We are committed to building a talented and diverse kidney research community of tomorrow. As part of that commitment, we encourage students who are part of the underrepresented groups in medicine (URM)* to apply.

Program Specifics:

  • Eight-week program (roughly June 1 through July 31)
  • Paid housing and $1,000 stipend
  • Work with world class investigators at Harvard Medical School
  • Experience how kidney disease affects lives through a unique clinical experience
  • Attend weekly core curriculum session which will introduce the functions and dysfunctions of the kidney
  • All-expense paid trip to a national symposium to present your research

The Harvard Summer Research Program in Kidney Medicine is funded by a grant from the National Institute of Diabetes and Digestive and Kidney Diseases (NIDDK) (  The program is led by Dr. Joseph Bonventre, Chief of Division of Nephrology at Brigham and Women’s Hospital.

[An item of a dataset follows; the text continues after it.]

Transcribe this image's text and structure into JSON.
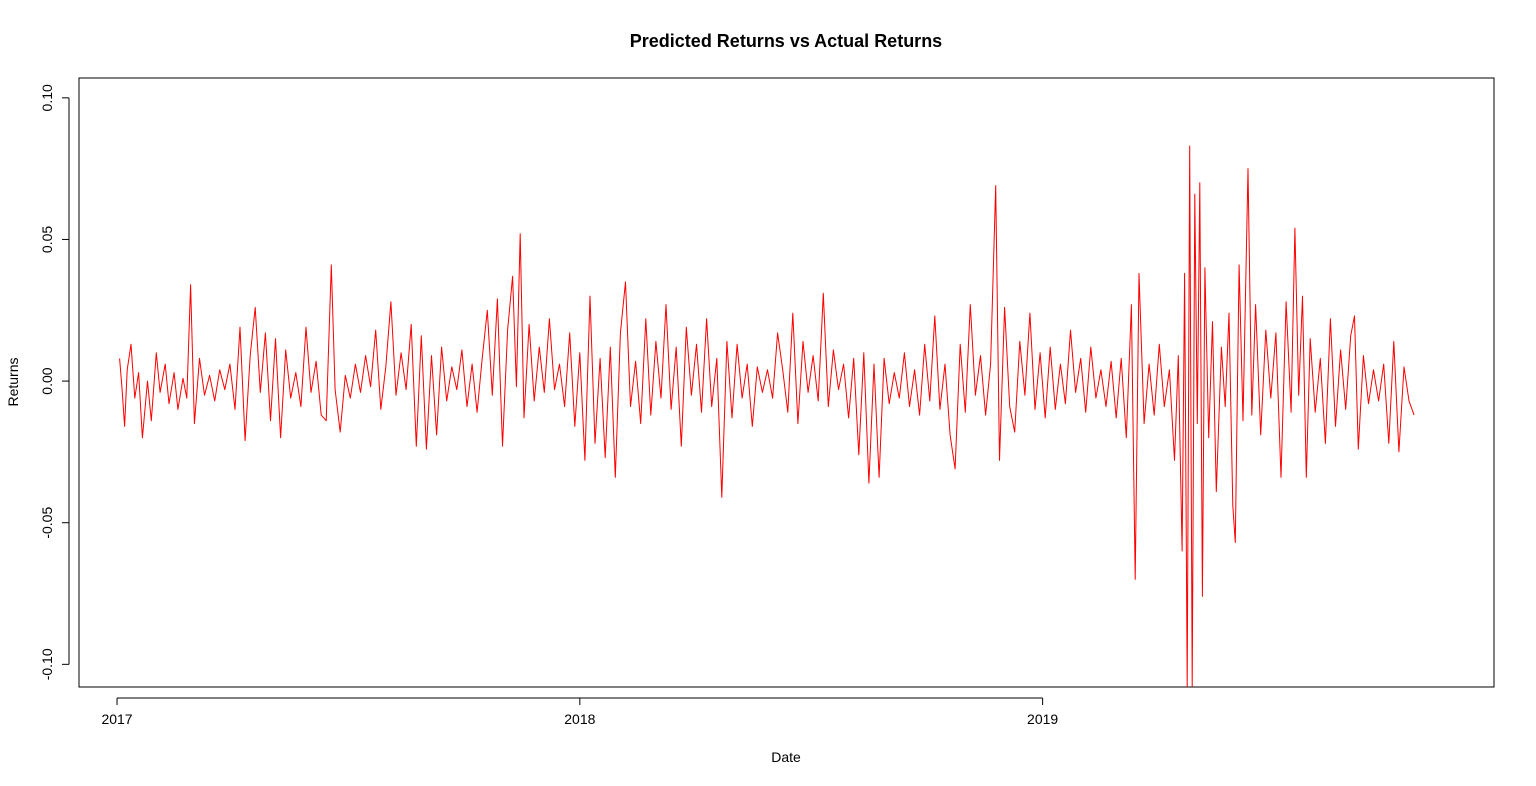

The Co-directors are Dr. Melanie Hoenig and Dr. Li-Li Hsiao. Dr. Hoenig is the course director for renal pathophysiology at Harvard Medical School and a nephrologist at BIDMC. Dr. Li-Li Hsiao is a nephrologist at BWH and the founder of a national program for undergraduate students to serve the community by screening for chronic kidney diseases, Kidney Disease Screening and Awareness Program, KDSAP:

* Underrepresented in medicine (URM) for the purpose of this program are those individuals belonging to a particular ethnic or racial group which has been considered by the National Institute of Health (NIH) and the Association of American Medical Colleges (AAMC) to be underrepresented in biomedical research (relative to their numbers in the general population). These groups may include Latino/Hispanic, African American/Black, American Indian, Native Hawaiian and Alaskan Natives, among others. Sources: AAMC and NIH.


Application closed January 22, 2020 for summer 2020. Check back next fall to apply for summer 2021.